Intérêt du sujet • Ce sujet va vous permettre de réfléchir à la nature humaine et à la conception qu'en avait La Bruyère. L'être humain est-il voué à ne jamais changer ?

 

1. Contraction • Vous résumerez ce texte en 193 mots. Une tolérance de +/– 10 % est admise : votre travail comptera au moins 174 mots et au plus 212 mots.

Vous placerez un repère dans votre travail tous les 50 mots et indiquerez, à la fin de la contraction, le nombre total de mots utilisés.

2. Essai • Pensez-vous, comme La Bruyère, que la nature humaine est immuable ?

Vous développerez de manière organisée votre réponse à cette question en prenant appui sur le livre XI des Caractères de La Bruyère, sur le texte de l'exercice de la contraction et sur ceux que vous avez étudiés dans le cadre de l'objet d'étude « La littérature d'idées du xvie au xviiie siècle ». Vous pourrez aussi faire appel à vos lectures et à votre culture personnelle.

Document 

Dans cet entretien, J. M. Delacomptée s'interroge sur l'actualité des Caractères de La Bruyère et, en particulier, sur l'immuabilité de la nature humaine.

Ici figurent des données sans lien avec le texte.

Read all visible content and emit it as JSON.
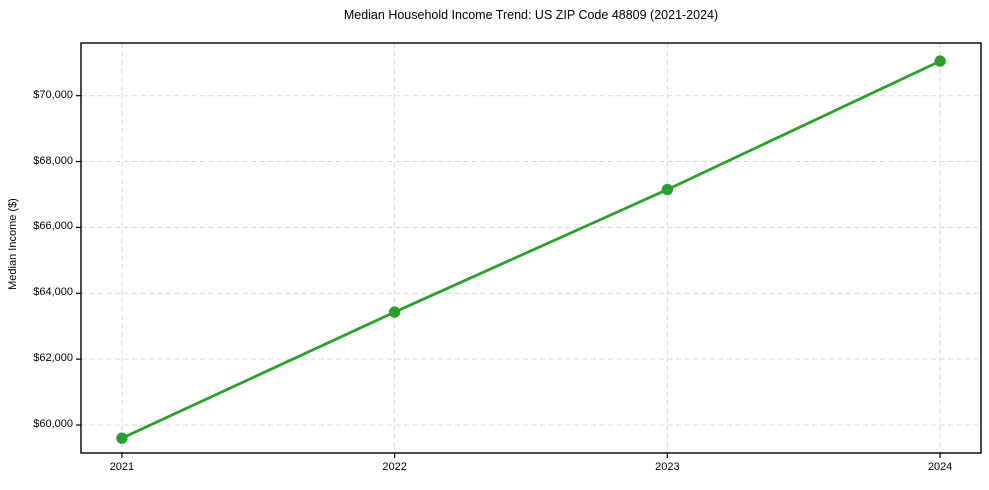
{
  "chart_data": {
    "type": "line",
    "title": "Median Household Income Trend: US ZIP Code 48809 (2021-2024)",
    "xlabel": "",
    "ylabel": "Median Income ($)",
    "x": [
      2021,
      2022,
      2023,
      2024
    ],
    "series": [
      {
        "name": "Median Household Income",
        "values": [
          59600,
          63430,
          67150,
          71050
        ],
        "color": "#2ca02c",
        "marker": "circle",
        "line_width": 2.8,
        "marker_radius": 5.7
      }
    ],
    "xticks": {
      "values": [
        2021,
        2022,
        2023,
        2024
      ],
      "labels": [
        "2021",
        "2022",
        "2023",
        "2024"
      ]
    },
    "yticks": {
      "values": [
        60000,
        62000,
        64000,
        66000,
        68000,
        70000
      ],
      "labels": [
        "$60,000",
        "$62,000",
        "$64,000",
        "$66,000",
        "$68,000",
        "$70,000"
      ]
    },
    "xlim": [
      2020.85,
      2024.15
    ],
    "ylim": [
      59150,
      71600
    ],
    "grid": {
      "on": true,
      "style": "dashed",
      "color": "#d8d8d8"
    },
    "legend": {
      "visible": false
    },
    "axis_color": "#000000",
    "text_color": "#000000",
    "background_color": "#ffffff"
  }
}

La vie est un théâtre, affirmait-on à l'âge classique. Ou bien, pour plagier Shakespeare, le monde entier est un théâtre, tous les hommes, toutes les femmes sont des acteurs. Notre société du spectacle en témoigne mieux qu'aucune autre. La Bruyère dit la même chose, mais pas seulement. S'appuyant sur les Caractères de Théophraste, philosophe grec disciple d'Aristote, qu'il a traduits pour les présenter en avant-scène de ses propres Caractères, il pose comme un fait établi que le cœur de l'homme n'a jamais changé et ne changera jamais. La nature humaine est ce qu'elle est, immuable. Dieu a modelé l'homme (et la femme) avec ses tares1 et ses vertus, sans qu'aucune puissance ne puisse modifier sa nature. Ce qui peut évoluer, en revanche, ce sont les comportements. D'où le devoir du moraliste, qui consiste à tendre au public, pour qu'il se réforme, un miroir qui reflète parfaitement l'âpre2 réalité des choses. Dire que le cœur de l'homme reste identique à lui-même en tous lieux, en tout temps, revient à prendre acte de motivations, de réactions, d'attitudes en tous points semblables aujourd'hui à ce qu'elles étaient à l'époque de Théophraste, personnage de l'antiquité, comme de La Bruyère, personnage du xviie siècle. Mais revient aussi à condamner les tentatives prométhéennes3 visant à changer l'homme. Les exemples monstrueux que nous offre l'histoire du xxe siècle valent enseignement définitif. Les comportements peuvent s'améliorer, pas le fond. « Qui a vécu un seul jour, a vécu un siècle, même soleil, même terre, même monde, mêmes sensations, rien ne ressemble mieux aujourd'hui que demain », écrit La Bruyère. À travers le temps, les corps restent les mêmes, comme le soleil et les cœurs. Voici encore, à titre d'illustration, ces lignes de Marguerite Yourcenar dans les Mémoires d'Hadrien : « La substance, la structure humaine ne changent guère. Rien de plus stable que la courbe d'une cheville, la place d'un tendon, ou la forme d'un orteil. Mais il y a des époques où la chaussure déforme moins ». Cette moindre déformation, appelons-la le progrès possible. Les mœurs peuvent tantôt régresser, tantôt s'améliorer. Mais la structure, elle, ne bouge pas.

[…]

[La Bruyère] dénonce l'injustice croissante, l'inégalité scandaleuse des conditions de vie, les abus de toutes sortes. Un homme comme lui, profondément chrétien, regardait nécessairement en arrière. Il plaçait le règne de la justice dans l'antiquité biblique, quand la société pastorale, pieusement rassemblée autour de la Loi4 sous l'autorité des patriarches, respectait l'ordre immémorial des traditions et coutumes. Ce n'est pas prétendre pour autant que l'égalité régnait. Car, observe-t-il avec une lucide assurance, « une certaine inégalité dans les conditions qui entretient l'ordre et la subordination5, est l'ouvrage de Dieu, ou suppose une loi divine : une trop grande disproportion, et telle qu'elle se remarque parmi les hommes, est leur ouvrage, ou la loi des plus forts ». Ce qui caractérise l'espèce humaine, c'est l'outrance6, qui confine à la déraison alors même que l'homme se croit supérieur aux animaux par l'exercice de la raison. Cette croyance se révèle un leurre7 : le propre de l'homme est de se méconnaître, de s'aveugler sur sa valeur. Par nature il n'est ni bon, ni juste, ni honnête, ni généreux, mais menteur, présomptueux8, infidèle, avide, etc. Et cela depuis toujours, avec toutefois une aggravation continue.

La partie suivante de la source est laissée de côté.